Alternatively, if the Plaintiff declines to amend the complaint and elects to stand on its complaint as filed, the Court will schedule a hearing at which the Plaintiff may introduce evidence to establish a claim for nondischargeability under § 523(a)(2)(A) on the basis of the Debtor's actual fraud. The Plaintiff shall advise the Court of such election by filing a request for a hearing within 30 days after entry of this Order.

If the Plaintiff does not timely amend the complaint or request a hearing on the actual fraud theory, the Court will enter an order and judgment dismissing the complaint. Accordingly, it is

ORDERED that the Plaintiff's motion for default judgment is DENIED and that the Plaintiff proceed as set forth above; and it is

FURTHER ORDERED that, if the Plaintiff fails to amend and serve its complaint or to request a hearing as set forth above within 30 days from entry of this Order, the Court will enter an order and judgment dismissing the complaint.

NOTES

[1] This adversary proceeding is a core proceeding pursuant to 28 U.S.C. § 157(b)(2)(I) over which this Court has jurisdiction pursuant to 28 U.S.C. § 1334.

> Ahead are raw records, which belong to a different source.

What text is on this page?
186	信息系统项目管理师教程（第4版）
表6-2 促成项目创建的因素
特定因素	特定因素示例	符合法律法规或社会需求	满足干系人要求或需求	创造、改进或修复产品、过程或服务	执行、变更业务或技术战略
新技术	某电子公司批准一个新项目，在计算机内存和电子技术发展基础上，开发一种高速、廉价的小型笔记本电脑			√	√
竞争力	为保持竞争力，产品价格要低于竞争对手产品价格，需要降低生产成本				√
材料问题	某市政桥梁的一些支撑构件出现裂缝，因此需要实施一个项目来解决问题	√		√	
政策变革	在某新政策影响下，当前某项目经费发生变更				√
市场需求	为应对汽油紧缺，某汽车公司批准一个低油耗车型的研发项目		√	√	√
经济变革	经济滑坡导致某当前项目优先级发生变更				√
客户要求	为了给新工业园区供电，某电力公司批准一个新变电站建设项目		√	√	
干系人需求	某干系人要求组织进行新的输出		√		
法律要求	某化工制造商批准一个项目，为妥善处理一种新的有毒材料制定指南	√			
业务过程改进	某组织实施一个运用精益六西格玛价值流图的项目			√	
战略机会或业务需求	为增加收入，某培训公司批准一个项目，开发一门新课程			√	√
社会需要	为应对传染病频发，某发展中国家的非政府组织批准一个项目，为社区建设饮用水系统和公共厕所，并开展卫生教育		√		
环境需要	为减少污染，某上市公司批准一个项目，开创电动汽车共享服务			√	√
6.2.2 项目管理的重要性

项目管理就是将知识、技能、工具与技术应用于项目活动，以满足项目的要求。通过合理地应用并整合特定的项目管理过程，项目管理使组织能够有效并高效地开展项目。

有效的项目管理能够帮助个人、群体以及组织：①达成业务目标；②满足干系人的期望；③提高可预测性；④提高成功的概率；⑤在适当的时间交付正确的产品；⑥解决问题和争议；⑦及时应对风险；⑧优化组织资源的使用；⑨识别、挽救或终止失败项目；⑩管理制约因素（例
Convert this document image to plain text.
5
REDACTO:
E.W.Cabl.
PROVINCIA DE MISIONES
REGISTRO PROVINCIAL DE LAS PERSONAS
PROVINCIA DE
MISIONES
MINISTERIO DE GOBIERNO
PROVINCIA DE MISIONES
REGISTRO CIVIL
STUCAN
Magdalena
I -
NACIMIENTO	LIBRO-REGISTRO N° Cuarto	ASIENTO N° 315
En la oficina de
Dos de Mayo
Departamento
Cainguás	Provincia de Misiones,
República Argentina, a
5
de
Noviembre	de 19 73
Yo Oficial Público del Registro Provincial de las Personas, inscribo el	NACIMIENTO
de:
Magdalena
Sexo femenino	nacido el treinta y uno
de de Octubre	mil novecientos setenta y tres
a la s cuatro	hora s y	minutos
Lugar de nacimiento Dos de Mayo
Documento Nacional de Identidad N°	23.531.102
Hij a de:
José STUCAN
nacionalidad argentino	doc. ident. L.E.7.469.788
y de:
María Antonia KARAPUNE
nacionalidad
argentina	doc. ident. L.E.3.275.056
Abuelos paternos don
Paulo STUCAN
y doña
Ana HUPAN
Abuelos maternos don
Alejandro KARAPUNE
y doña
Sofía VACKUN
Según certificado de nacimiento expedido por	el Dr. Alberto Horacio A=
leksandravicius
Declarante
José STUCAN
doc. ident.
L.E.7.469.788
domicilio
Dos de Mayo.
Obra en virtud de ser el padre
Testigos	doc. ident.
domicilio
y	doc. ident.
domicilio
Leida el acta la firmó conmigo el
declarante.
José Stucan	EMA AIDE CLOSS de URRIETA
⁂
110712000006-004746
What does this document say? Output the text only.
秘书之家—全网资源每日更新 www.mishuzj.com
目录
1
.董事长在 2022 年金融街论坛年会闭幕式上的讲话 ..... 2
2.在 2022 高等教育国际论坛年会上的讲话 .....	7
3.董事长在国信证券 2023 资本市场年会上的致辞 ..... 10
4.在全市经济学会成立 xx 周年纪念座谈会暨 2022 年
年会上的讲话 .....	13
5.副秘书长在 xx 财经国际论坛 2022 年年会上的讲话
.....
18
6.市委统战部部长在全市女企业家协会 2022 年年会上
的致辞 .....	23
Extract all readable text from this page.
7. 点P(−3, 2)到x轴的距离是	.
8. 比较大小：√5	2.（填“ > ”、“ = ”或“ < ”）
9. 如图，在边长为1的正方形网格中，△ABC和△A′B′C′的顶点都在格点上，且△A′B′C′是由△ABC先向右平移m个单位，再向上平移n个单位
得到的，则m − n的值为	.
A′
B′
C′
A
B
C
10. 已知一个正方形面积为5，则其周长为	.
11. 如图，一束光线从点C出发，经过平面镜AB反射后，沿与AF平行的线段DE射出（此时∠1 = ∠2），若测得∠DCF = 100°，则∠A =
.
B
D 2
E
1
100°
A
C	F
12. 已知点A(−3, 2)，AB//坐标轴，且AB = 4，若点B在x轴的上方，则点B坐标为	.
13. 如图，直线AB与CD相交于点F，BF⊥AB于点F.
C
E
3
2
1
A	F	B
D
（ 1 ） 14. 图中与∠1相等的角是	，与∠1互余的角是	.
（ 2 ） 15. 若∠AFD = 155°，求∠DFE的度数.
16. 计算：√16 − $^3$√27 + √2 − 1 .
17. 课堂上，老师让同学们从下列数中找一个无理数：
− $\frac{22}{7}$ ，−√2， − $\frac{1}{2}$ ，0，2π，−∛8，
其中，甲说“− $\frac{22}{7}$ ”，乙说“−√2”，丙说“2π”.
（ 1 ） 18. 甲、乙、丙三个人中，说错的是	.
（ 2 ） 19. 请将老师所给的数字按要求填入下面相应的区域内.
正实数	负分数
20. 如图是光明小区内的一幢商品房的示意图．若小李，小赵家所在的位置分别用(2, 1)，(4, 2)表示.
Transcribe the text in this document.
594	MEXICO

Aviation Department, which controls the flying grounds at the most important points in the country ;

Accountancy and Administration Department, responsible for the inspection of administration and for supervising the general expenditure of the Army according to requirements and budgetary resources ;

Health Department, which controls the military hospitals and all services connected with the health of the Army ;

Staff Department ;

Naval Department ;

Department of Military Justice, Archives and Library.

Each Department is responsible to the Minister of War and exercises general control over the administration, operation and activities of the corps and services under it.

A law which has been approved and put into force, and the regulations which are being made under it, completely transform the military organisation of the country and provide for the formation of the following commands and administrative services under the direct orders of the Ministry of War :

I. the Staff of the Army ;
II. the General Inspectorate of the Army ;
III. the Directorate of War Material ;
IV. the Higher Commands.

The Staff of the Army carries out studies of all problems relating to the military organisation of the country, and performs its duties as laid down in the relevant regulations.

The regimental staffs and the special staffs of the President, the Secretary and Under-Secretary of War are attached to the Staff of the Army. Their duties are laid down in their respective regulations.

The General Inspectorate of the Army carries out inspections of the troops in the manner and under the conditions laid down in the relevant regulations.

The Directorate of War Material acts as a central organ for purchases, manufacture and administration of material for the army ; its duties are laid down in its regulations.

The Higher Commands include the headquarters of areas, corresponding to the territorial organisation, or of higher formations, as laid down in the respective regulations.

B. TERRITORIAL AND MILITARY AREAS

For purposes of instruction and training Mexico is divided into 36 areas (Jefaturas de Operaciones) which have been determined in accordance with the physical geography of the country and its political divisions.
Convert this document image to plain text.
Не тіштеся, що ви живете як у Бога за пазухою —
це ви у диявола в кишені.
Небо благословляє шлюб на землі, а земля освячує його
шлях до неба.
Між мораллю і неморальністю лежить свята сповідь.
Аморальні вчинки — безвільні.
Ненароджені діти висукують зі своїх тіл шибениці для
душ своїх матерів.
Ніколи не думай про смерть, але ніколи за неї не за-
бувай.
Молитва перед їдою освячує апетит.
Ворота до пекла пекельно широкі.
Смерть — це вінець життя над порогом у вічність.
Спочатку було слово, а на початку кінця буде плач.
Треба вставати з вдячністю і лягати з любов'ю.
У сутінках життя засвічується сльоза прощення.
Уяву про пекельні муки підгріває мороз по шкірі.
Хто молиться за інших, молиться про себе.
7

[2] Disclosure of Compensation of Attorney for Debtor, Doc. 1, filed in Case 09-40761-PWB.

[3] The Plaintiff's complaint also asserts that the debt is nondischargeable under § 523(a)(6), though the Plaintiff has not sought default judgment on this basis. (Complaint, ¶ 10). Section 523(a)(6) provides that a discharge under section 727 of Title 11 does not discharge an individual debtor from any debt "for willful and malicious injury by the debtor to another entity or to the property of another entity." The complaint asserts no facts whatsoever to support a claim for relief under § 523(a)(6).